As a proud Trinity graduate, I would never miss an opportunity to see my Alma Mater on the big screen. Trinity cap on head, I went to the IFI to watch Donncha Gilmore’s ‘Girls & Boys’, which I had been advised was “basically Normal People, but everyone’s Trans this time”. Trinners for Winners, as is said in the film, I suppose.
The film takes place on Halloween night, when Jace, a straight rugby player, meets Charlie, a male-to-female transgender film student, at a party. Early on, Mark, one of Jace’s friends, who had previously been with Charlie, reveals that she is transgender, prompting a Candace–style “transvestigation” moment of shock. As the night unfolds, Jace and Charlie are separated from their friends and wander through Dublin together. Jace is ultimately forced to confront pressures surrounding masculinity and his feelings about dating a trans woman.
The film’s premise is that both the archetypal “jock” and the sensitive, artistic boy are attracted to a transgender woman, the jock secretly so. It’s difficult not to see this as a form of wishful thinking, yet it is the very absurdity of this portrayal of the trans experience that betrays what is likely a very real yearning among transgender people – to be sexually desirable to straight men.

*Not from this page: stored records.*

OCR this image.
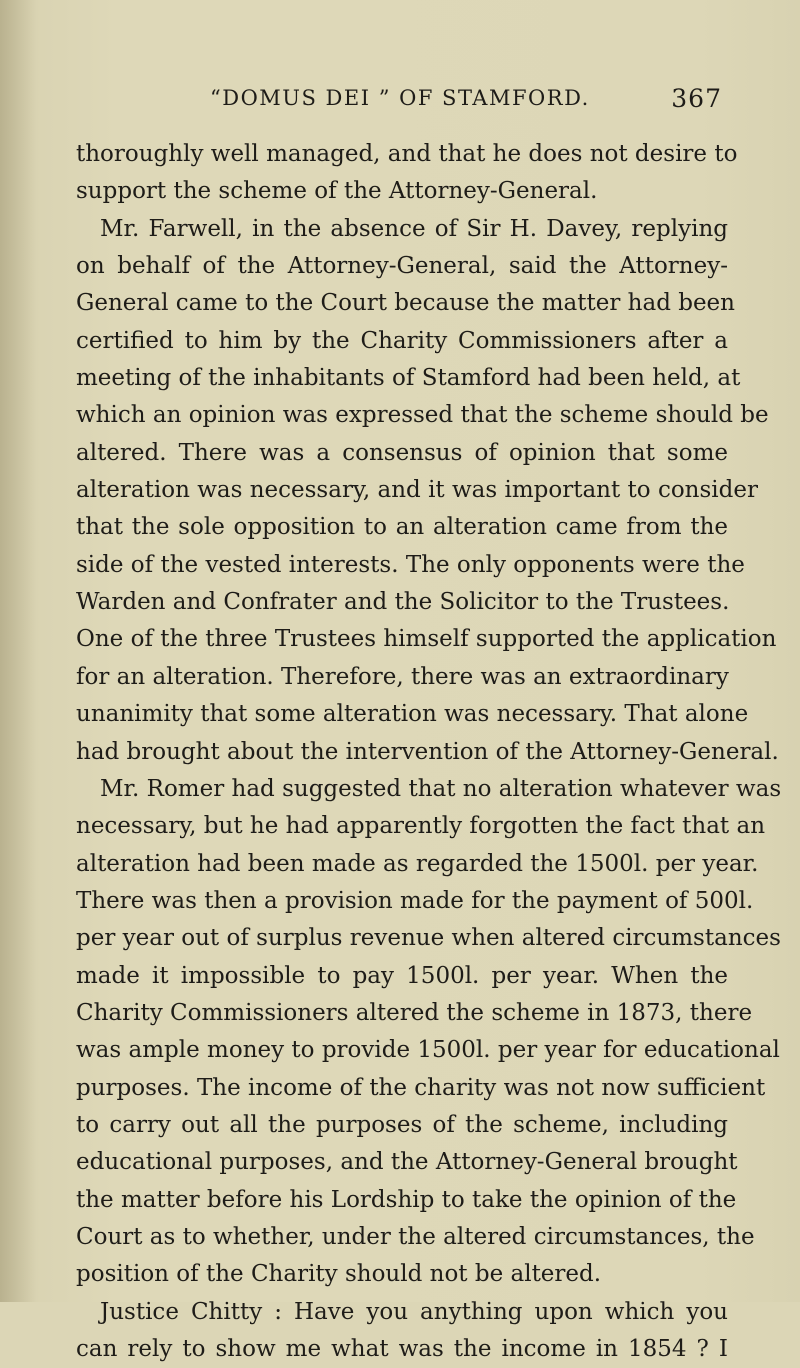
“DOMUS DEI ” OF STAMFORD.	367
thoroughly well managed, and that he does not desire to
support the scheme of the Attorney-General.
Mr. Farwell, in the absence of Sir H. Davey, replying
on behalf of the Attorney-General, said the Attorney-
General came to the Court because the matter had been
certified to him by the Charity Commissioners after a
meeting of the inhabitants of Stamford had been held, at
which an opinion was expressed that the scheme should be
altered. There was a consensus of opinion that some
alteration was necessary, and it was important to consider
that the sole opposition to an alteration came from the
side of the vested interests. The only opponents were the
Warden and Confrater and the Solicitor to the Trustees.
One of the three Trustees himself supported the application
for an alteration. Therefore, there was an extraordinary
unanimity that some alteration was necessary. That alone
had brought about the intervention of the Attorney-General.
Mr. Romer had suggested that no alteration whatever was
necessary, but he had apparently forgotten the fact that an
alteration had been made as regarded the 1500l. per year.
There was then a provision made for the payment of 500l.
per year out of surplus revenue when altered circumstances
made it impossible to pay 1500l. per year. When the
Charity Commissioners altered the scheme in 1873, there
was ample money to provide 1500l. per year for educational
purposes. The income of the charity was not now sufficient
to carry out all the purposes of the scheme, including
educational purposes, and the Attorney-General brought
the matter before his Lordship to take the opinion of the
Court as to whether, under the altered circumstances, the
position of the Charity should not be altered.
Justice Chitty : Have you anything upon which you
can rely to show me what was the income in 1854 ? I
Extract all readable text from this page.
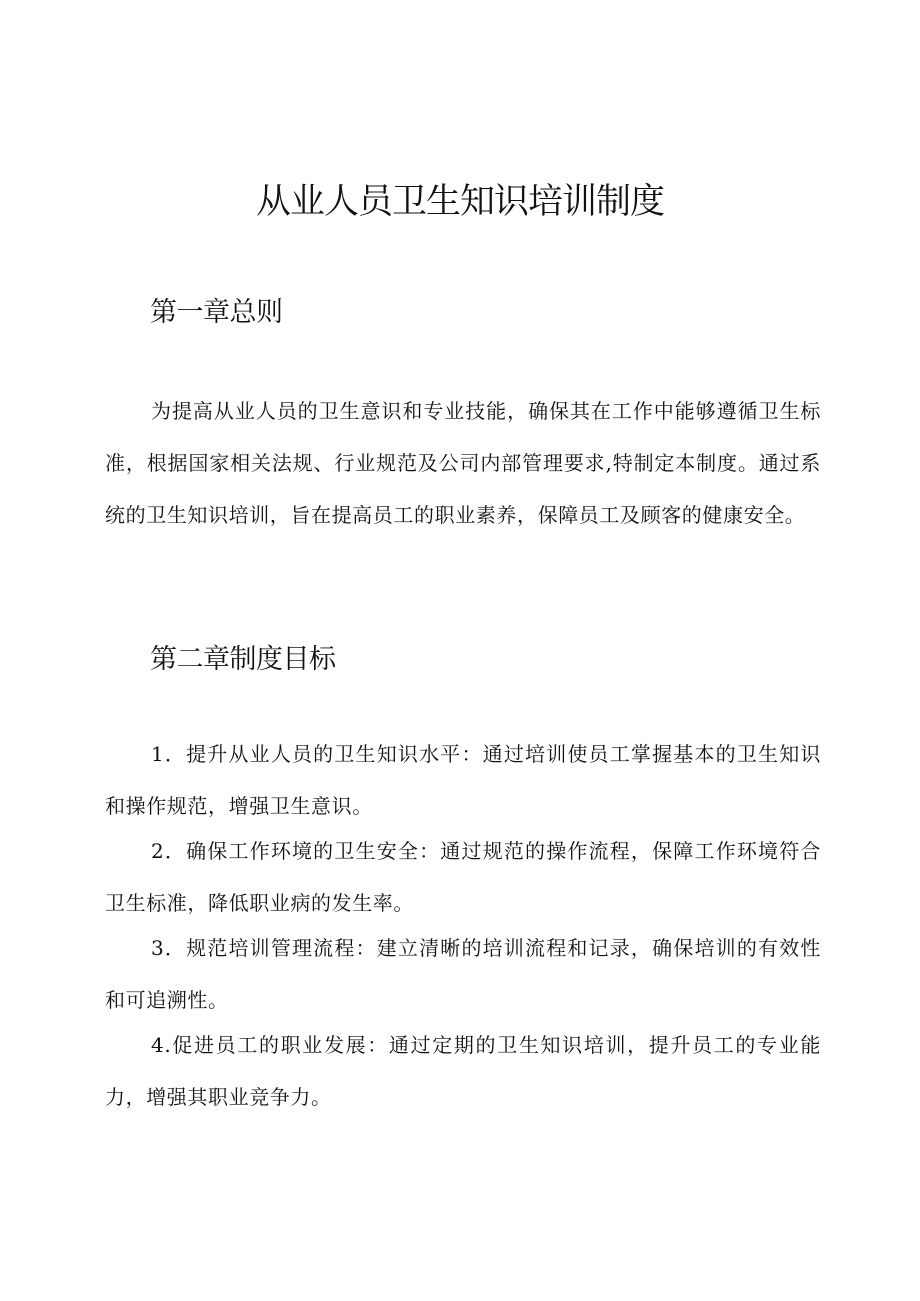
从业人员卫生知识培训制度
第一章总则

为提高从业人员的卫生意识和专业技能，确保其在工作中能够遵循卫生标准，根据国家相关法规、行业规范及公司内部管理要求,特制定本制度。通过系统的卫生知识培训，旨在提高员工的职业素养，保障员工及顾客的健康安全。

第二章制度目标

1．提升从业人员的卫生知识水平：通过培训使员工掌握基本的卫生知识和操作规范，增强卫生意识。

2．确保工作环境的卫生安全：通过规范的操作流程，保障工作环境符合卫生标准，降低职业病的发生率。

3．规范培训管理流程：建立清晰的培训流程和记录，确保培训的有效性和可追溯性。

4.促进员工的职业发展：通过定期的卫生知识培训，提升员工的专业能力，增强其职业竞争力。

Understandably, this is because the very corporeal nature of sexuality precludes them from the full “female experience”, standing as an immutable reminder that ultimately ideology cannot separate our identity from our biology. The film seeks to comfort this dysphoria between trans-ideology and the real world by offering the viewer a fantasy, that secretly, straight men are attracted to you, because you are a real woman, they just don’t want to be the victim of locker room talk. Moreover, if he was a real man, he would be open about his attraction to you. You’re not insufficient in femininity, he’s just insufficient in masculinity.
Jace being comfortable with dating a transwoman is portrayed as masculine heroism, whereas his friend Mark is left glumly looking on at what could have been, had he only had the balls to go after what he truly wanted – a trans GF.
There’s something jarring about the way the film seems to both crave masculinity and yet portrays it as superficial, regularly taking jabs at men throughout. The typical “lads” are depicted as boyish and immature, lacking the emotional and intellectual depth of their female and trans counterparts. This dissonance felt like a longing for the easy confidence and camaraderie found in ‘lad culture,’ but with a bitterness toward it, as if the film seeks to diminish what it cannot fully access or participate in.
We see this when Jace reveals he abandoned his own passion for filmmaking because his friends mocked him as “gay”. But the film projects a meanness into such interactions that simply isn’t there in real life. It seems to misread the individual’s own insecurity as a fragility inherent to masculinity, seeking to exploit this insecurity to normalise relationships with trans women – It’s what a real man would do. Rather, it’s Jace’ own hypersensitivity to ridicule that limits his capacity to engage with that lad culture, not that he was just being punished for liking films.
This reduced understanding of masculinity is what prevents the film’s angle from being effective. It’s futile to try to shame men into dating trans women by calling their masculinity into question because masculinity, for most, simply isn’t that fickle. Adult men are generally secure in their gender and sexuality, because they don’t have to “perform” anything, they simply are.
Breakout Films describe the main characters as having very different worlds: “Charlie is trans, her circle full of queer artists and creatives, while Jace sticks with the more straight-laced camaraderie of his rugby teammates”. That take is a bit clichéd to be honest. But in my view the fatal flaw in this film isn’t its content, but the fact that it’s also sees narrow options for those with gender dysphoria.
Those critical of transgenderism can be quick to point out the many victims of the extremes of gender ideology: women, lesbians, children, females atheletes. Yet this film serves as a reminder that some of those who seek to transition are likely suffering because of the distortions they’ve been fed by this ideology, and we should have empathy for those people too.